The Wall Street Journal reported today that Fannie Mae, which since 1938 has provided liquidity for mortgage lending is seeing at least some temporary positive signs.The Journal's Heard on the Street column reported that Fannie Mae, for the first month did not have to borrow from the United States Treasury for the first time since September 2008, when it was put into government conservatorship.

The organization saw improvement in it's credit quality, only needing $2 billion more in provisions for credit losses, as opposed to $10.5 billion in the same period 1 year ago. This shows, according to the article, improved credit quality. In addition, higher quality mortgages issued after 2009 have also contributed to the improvement.

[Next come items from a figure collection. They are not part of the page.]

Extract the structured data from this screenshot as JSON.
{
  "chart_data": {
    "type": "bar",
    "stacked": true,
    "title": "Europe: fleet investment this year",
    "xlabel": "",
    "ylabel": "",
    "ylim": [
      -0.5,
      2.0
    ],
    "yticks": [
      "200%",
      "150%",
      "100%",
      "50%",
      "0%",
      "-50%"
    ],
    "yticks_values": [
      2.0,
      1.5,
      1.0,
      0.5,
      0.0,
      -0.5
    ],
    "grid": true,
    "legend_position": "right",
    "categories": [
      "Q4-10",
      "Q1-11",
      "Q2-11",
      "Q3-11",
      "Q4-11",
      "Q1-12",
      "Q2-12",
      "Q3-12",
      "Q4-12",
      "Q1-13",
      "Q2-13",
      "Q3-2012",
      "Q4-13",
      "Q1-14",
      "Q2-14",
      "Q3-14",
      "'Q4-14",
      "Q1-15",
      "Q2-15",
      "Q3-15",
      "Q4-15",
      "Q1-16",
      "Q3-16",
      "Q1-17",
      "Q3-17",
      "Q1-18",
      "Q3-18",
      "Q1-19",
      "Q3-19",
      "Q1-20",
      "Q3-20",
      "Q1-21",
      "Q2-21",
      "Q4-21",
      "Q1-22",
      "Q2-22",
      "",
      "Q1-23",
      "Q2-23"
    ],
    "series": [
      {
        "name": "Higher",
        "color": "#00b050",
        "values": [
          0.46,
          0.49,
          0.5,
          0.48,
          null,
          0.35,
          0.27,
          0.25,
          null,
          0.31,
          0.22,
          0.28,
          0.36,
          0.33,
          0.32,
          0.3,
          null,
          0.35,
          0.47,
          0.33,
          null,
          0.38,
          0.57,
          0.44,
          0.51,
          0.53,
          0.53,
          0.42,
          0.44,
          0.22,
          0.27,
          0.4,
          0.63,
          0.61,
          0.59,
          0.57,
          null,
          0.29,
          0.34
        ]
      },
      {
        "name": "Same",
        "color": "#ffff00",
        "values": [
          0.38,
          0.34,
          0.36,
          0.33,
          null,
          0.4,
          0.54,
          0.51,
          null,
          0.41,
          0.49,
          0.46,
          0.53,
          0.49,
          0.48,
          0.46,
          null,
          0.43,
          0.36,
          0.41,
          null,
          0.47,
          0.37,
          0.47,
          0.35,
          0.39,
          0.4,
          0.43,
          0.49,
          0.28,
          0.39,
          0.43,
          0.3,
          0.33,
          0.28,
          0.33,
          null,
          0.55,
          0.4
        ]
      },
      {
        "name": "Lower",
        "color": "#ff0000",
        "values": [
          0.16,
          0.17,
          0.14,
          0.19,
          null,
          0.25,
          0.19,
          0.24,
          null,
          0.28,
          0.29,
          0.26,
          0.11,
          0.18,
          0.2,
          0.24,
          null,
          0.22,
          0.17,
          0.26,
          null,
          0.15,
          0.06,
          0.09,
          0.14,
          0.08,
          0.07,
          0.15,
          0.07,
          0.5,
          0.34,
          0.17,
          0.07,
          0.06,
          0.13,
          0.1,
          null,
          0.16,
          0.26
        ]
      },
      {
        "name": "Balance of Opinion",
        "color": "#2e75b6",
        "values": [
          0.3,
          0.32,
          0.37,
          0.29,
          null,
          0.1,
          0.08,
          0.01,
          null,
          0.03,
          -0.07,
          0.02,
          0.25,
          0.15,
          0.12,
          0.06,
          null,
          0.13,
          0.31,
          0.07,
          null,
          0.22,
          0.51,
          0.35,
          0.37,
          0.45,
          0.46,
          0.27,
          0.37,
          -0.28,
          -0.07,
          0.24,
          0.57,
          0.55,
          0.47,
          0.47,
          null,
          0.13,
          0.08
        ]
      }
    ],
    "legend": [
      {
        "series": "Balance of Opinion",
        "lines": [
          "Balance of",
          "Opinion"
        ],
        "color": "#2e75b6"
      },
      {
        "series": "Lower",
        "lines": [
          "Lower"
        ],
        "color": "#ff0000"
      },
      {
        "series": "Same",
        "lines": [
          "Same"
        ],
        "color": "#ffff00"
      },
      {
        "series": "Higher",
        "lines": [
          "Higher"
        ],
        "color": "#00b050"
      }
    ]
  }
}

Fannie Mae also cited that the serious delinquent rate for single family homes dropped to 3.67% in the first quarter, down from 5.47% from the year before.

In regards to the issue of loan modifications, the Wall Street Journal reported that 84% of the loans modified in the 4th quarter of 2011 were current after 3 months, as opposed to 81% for the 4th quarter of 2010. However, for those loans modified in the 4th quarter of 2010, only 68% of those loans are still current.

Fannie Mae was created in 1938 for the purpose of providing liquidity to mortgage lenders. Fannie Mae purchases mortgages from banks, and repackages those loans into Mortgage Backed Securities (MBS). These new securities are then sold to investors. This frees up the capital of mortgage lenders, who in turn make new mortgage loans.